Sonra otobüsümüze binip yola devam ettik ve 200 km sonra ikinci bir mola verdik. Oradaki markete de girmeyi denedik. Ama market açık olduğu halde yine bizi içeri almadılar. Anladık ki bunlar Türkleri içeri almak istemiyorlar.
''Bunlar Türk düşmanı'' diye Almanlara söve söve oradan ayrıldık. Akşama doğru Hollanda sınırları içine girdik. Oradaki yol üzerinde de dinlenme tesisleri var. Mola verdik ve oradaki küçük markete hep birden daldık. Hollandalılar nazik insanlar ve bize mani olmadılar. Tabii biz 40 kişi birden markete girince oradaki görevli ne yapsın? Herkes kafasına göre bir şeye bakıyor. Çocuklardan bazılarının davranışlarından şüphelendim ve''hemen dışarı çıkıyoruz'' diye hepsini dışarı çıkarttım.

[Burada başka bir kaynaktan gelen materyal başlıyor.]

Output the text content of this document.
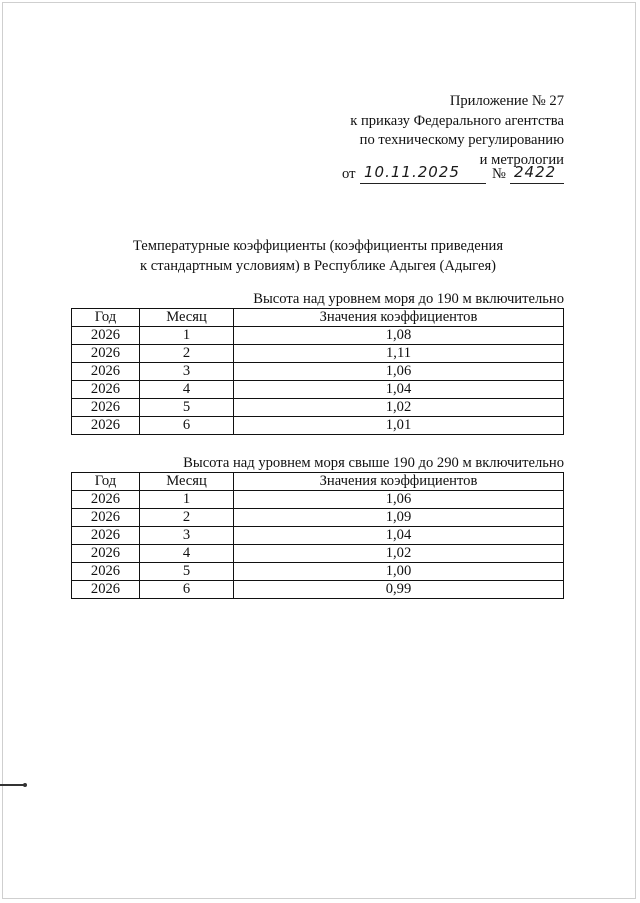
Приложение № 27
к приказу Федерального агентства
по техническому регулированию
и метрологии
от 10.11.2025 № 2422
Температурные коэффициенты (коэффициенты приведения
к стандартным условиям) в Республике Адыгея (Адыгея)
Высота над уровнем моря до 190 м включительно
Год	Месяц	Значения коэффициентов
2026	1	1,08
2026	2	1,11
2026	3	1,06
2026	4	1,04
2026	5	1,02
2026	6	1,01
Высота над уровнем моря свыше 190 до 290 м включительно
Год	Месяц	Значения коэффициентов
2026	1	1,06
2026	2	1,09
2026	3	1,04
2026	4	1,02
2026	5	1,00
2026	6	0,99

Tekrar otobüse bindiğimizde manzara şuydu:Erkeklerden bazıları ceplerinden kalem, oyuncak veya sigara gibi öteberi çıkarıyor ve ''ben şunu yürüttüm, ben bunu arakladım'' diyerek adeta marifet yapmış gibi övünüyorlardı. Onlara yaptıklarının kötü bir şey olduğunu; biz ülkemizi iyi tanıtmak için gelmişken böyle yaparak kötü tanıttığımızı; ve hatta kızdığımız Almanları haklı çıkardıklarını falan söyledim. Bir daha ki seneye de onları Hollanda kafilesine de almadım.

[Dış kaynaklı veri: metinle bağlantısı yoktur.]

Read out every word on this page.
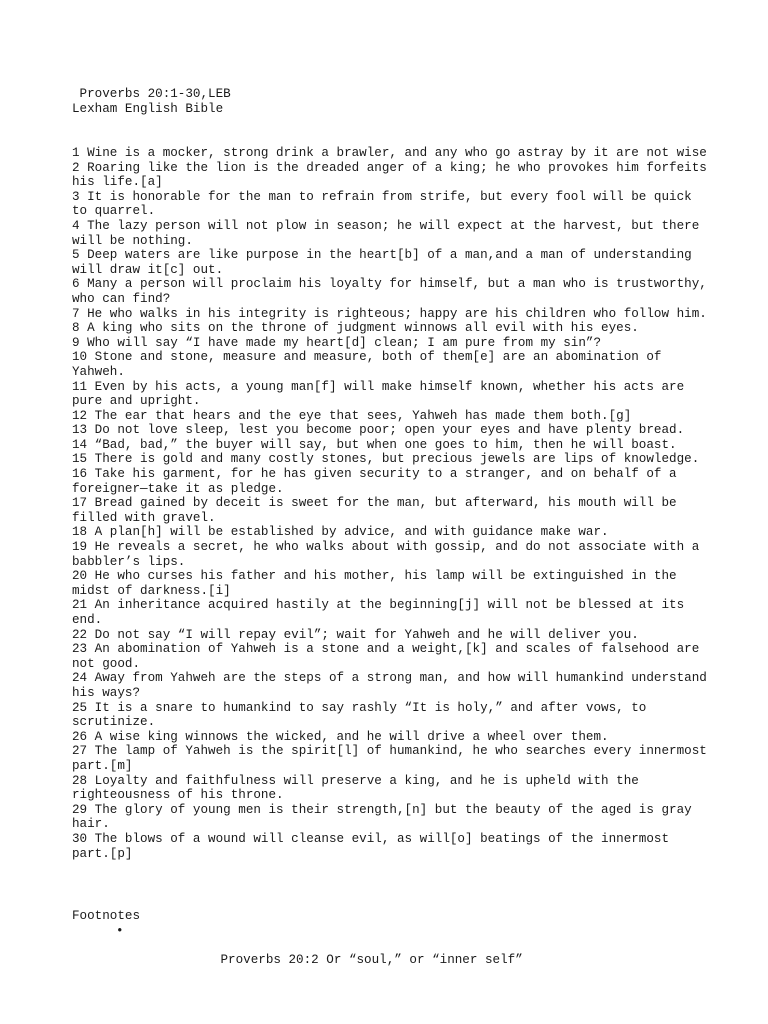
Proverbs 20:1-30,LEB
Lexham English Bible
1 Wine is a mocker, strong drink a brawler, and any who go astray by it are not wise
2 Roaring like the lion is the dreaded anger of a king; he who provokes him forfeits his life.[a]
3 It is honorable for the man to refrain from strife, but every fool will be quick to quarrel.
4 The lazy person will not plow in season; he will expect at the harvest, but there will be nothing.
5 Deep waters are like purpose in the heart[b] of a man,and a man of understanding will draw it[c] out.
6 Many a person will proclaim his loyalty for himself, but a man who is trustworthy, who can find?
7 He who walks in his integrity is righteous; happy are his children who follow him.
8 A king who sits on the throne of judgment winnows all evil with his eyes.
9 Who will say “I have made my heart[d] clean; I am pure from my sin”?
10 Stone and stone, measure and measure, both of them[e] are an abomination of Yahweh.
11 Even by his acts, a young man[f] will make himself known, whether his acts are pure and upright.
12 The ear that hears and the eye that sees, Yahweh has made them both.[g]
13 Do not love sleep, lest you become poor; open your eyes and have plenty bread.
14 “Bad, bad,” the buyer will say, but when one goes to him, then he will boast.
15 There is gold and many costly stones, but precious jewels are lips of knowledge.
16 Take his garment, for he has given security to a stranger, and on behalf of a foreigner—take it as pledge.
17 Bread gained by deceit is sweet for the man, but afterward, his mouth will be filled with gravel.
18 A plan[h] will be established by advice, and with guidance make war.
19 He reveals a secret, he who walks about with gossip, and do not associate with a babbler’s lips.
20 He who curses his father and his mother, his lamp will be extinguished in the midst of darkness.[i]
21 An inheritance acquired hastily at the beginning[j] will not be blessed at its end.
22 Do not say “I will repay evil”; wait for Yahweh and he will deliver you.
23 An abomination of Yahweh is a stone and a weight,[k] and scales of falsehood are not good.
24 Away from Yahweh are the steps of a strong man, and how will humankind understand his ways?
25 It is a snare to humankind to say rashly “It is holy,” and after vows, to scrutinize.
26 A wise king winnows the wicked, and he will drive a wheel over them.
27 The lamp of Yahweh is the spirit[l] of humankind, he who searches every innermost part.[m]
28 Loyalty and faithfulness will preserve a king, and he is upheld with the righteousness of his throne.
29 The glory of young men is their strength,[n] but the beauty of the aged is gray hair.
30 The blows of a wound will cleanse evil, as will[o] beatings of the innermost part.[p]
Footnotes

•

Proverbs 20:2 Or “soul,” or “inner self”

Başka bir örnek: Kıbrıs'a ilk defa 1978 yılında gittim. O yıllarda daha bizim millet Kıbrıs'a gidemiyordu. Kıbrıs'ın en lüks oteli olan Magusa'daki Salamis Bay Otelinde kalmıştık. Çatal-bıçak-kaşık takımları altın kaplamaydı ve hayran kalmıştık.
Kıbrıs'a 1982 yılında ikinci defa gittiğimizde yine aynı oteli seçtik. Akşam yemeği için restorana indiğimizde bir de ne görelim; altın kaplamalı takımlar gitmiş yerine alüminyum takımlar gelmiş! Görevlilere, ''Yahu biz dört sene önce buraya geldiğimizde bu takımlar altın kaplamaydı. Şimdi niye böyle?'' diye sorduğumda, bana çok üzüldüğüm şu cevabı vermişlerdi: ''Bize gelen Türk turistler hatıra diye yürüttü götürdü!''
Bunun Zonguldak'taki örneğini TTK Yayla Konağı Misafirhanesi müdürü Mevlüt Kurtman iyi hatırlar. Bir zamanlar bizim A Tipi misafirhanede de böyle gümüş kaplı takımlar vardı. Bakanlar geldiğinde orada ağırlanırdı. Tabii bakanların arkasından bir sürü yalaka da bakana verilen akşam yemeğine üşüşürdü. Sonuçta orada da bizim gümüş kaplama takımların tamamı gitmişti.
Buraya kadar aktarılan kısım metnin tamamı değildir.